Common causes of mental status changes in the elderly include medicine-induced cognitive side effects, disorientation due to disruption in daily routines, age-related memory impairment, and urinary tract infections.

“The urinalysis is not a very exciting medical test,” stated Dr. Fishbinder. “It doesn’t matter that it’s cheap, fast, and most likely to provide an explanation for strange behavior in hospitalized patients. It’s really not as elegant as the testing involved in a chronic anemia or metabolic encephalopathy work up. I keep it in my back pocket in case all other tests are negative, including brain MRIs and PET scans.”

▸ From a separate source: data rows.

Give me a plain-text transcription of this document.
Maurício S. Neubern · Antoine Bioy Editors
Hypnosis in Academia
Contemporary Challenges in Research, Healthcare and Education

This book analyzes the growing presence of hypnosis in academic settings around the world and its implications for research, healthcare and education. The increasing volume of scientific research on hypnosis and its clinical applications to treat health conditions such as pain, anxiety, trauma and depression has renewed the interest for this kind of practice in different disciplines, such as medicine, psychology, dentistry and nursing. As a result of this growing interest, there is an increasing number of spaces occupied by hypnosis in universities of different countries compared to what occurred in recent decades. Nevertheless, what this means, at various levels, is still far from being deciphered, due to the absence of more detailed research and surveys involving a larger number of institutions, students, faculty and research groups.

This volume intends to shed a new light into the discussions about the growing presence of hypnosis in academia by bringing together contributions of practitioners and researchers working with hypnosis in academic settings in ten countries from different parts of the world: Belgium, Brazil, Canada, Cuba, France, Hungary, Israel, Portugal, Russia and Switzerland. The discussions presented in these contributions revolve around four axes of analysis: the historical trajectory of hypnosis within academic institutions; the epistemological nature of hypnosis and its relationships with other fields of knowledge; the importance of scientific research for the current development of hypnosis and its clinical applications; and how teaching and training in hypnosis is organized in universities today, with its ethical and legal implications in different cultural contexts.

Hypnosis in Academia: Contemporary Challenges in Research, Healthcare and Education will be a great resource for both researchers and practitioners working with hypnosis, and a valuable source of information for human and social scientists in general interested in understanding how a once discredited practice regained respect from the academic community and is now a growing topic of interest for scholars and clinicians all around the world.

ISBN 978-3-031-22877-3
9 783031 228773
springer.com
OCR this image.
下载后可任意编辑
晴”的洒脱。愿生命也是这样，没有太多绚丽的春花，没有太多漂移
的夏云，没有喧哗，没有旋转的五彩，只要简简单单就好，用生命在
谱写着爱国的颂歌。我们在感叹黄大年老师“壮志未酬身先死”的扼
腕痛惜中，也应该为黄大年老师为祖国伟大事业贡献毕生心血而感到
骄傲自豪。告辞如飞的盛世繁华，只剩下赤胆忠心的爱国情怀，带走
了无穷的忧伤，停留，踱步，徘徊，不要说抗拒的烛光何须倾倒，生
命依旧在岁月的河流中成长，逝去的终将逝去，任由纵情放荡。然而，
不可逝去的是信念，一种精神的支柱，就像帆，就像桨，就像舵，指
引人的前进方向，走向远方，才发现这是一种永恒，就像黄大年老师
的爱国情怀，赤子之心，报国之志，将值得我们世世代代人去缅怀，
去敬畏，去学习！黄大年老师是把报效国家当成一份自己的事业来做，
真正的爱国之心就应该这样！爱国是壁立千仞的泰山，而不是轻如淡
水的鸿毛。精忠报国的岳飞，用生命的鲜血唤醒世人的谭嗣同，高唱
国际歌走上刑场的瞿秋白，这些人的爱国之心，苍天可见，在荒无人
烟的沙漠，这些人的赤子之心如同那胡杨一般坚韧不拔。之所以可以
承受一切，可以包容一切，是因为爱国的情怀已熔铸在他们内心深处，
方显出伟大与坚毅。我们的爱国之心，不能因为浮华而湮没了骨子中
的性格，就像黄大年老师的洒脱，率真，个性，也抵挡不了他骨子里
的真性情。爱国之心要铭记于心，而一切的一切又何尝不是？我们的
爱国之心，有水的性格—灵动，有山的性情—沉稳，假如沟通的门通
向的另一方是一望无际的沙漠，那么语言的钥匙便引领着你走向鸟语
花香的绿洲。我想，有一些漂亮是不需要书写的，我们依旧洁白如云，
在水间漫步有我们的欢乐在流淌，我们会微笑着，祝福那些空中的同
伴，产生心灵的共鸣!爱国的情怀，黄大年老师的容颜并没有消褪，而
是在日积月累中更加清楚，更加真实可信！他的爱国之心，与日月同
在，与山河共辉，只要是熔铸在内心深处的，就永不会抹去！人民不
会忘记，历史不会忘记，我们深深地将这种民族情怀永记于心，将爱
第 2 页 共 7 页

Nursing staff at Richmond Medical Hospital report that efforts to inform hospitalists about foul smelling urine have generally fallen on deaf ears. “I have tried to tell the hospitalists about cloudy or bloody urine that I see in patients who are undergoing extensive work ups for mental status changes,” reports nurse Sandy Anderson. “But they insist that ‘all urine smells bad’ and it’s really more of a red herring.”

Another nurse reports that delay in diagnosing urinary tract infections (while patients are scheduled for brain MRIs, nuclear scans, and biopsies) can lead to worsening symptoms which accelerate and expand testing. “Some of my patients are transferred to the ICU during the altered mental status work up,” states nurse Anita Misra. “The doctors seem to be very excited about the additional technology available to them in the intensive care setting. Between the central line placement, arterial blood gasses, and vast array of IV fluid and medication options, urosepsis is really an excellent entré into a whole new level of care.”

“As far as medicine-induced mental status changes are concerned,” added Dr. Fishbinder, “We’ve never seen a single case in the past 10 years. Today’s patients are incredibly resilient and can tolerate mixes of opioids, anti-depressants, anti-histamines, and benzodiazepines without any difficulty. We know this because most patients have been prescribed these cocktails and have been taking them for years.”

Patient family members have expressed gratitude for Dr. Fishbinder’s diagnostic process, and report that they are very pleased that he is doing everything in his power to “get to the bottom” of why their loved one isn’t as sharp as they used to be.

“I thought my mom was acting strange ever since she started taking stronger pain medicine for her arthritis,” says Nelly Hurtong, the daughter of one of Dr. Fishbinder’s inpatients. “But now I see that there are deeper reasons for her ‘altered mental status’ thanks to the brain MRI that showed some mild generalized atrophy.”

Hospital administrators praise Dr. Fishbinder as one of their top physicians. “He will do whatever it takes to figure out the true cause of patients’ cognitive impairments.” Says CEO, Daniel Griffiths. “And not only is that good medicine, it is great for our Press Ganey scores and our bottom line.”

As for the nursing staff, Griffiths offered a less glowing review. “It’s unfortunate that our nurses seem preoccupied with urine testing and medication reconciliation. I think it might be time for us to mandate further training to help them appreciate more of the medical nuances inherent in quality patient care.”

Dr. Fishbinder is in the process of creating a half-day seminar on ‘altered mental status in the inpatient setting,’ offering CME credits to physicians who enroll. Richmond Medical Hospital intends to sponsor Dr. Fishbinder’s course, and franchise it to other hospitals in the state, and ultimately nationally.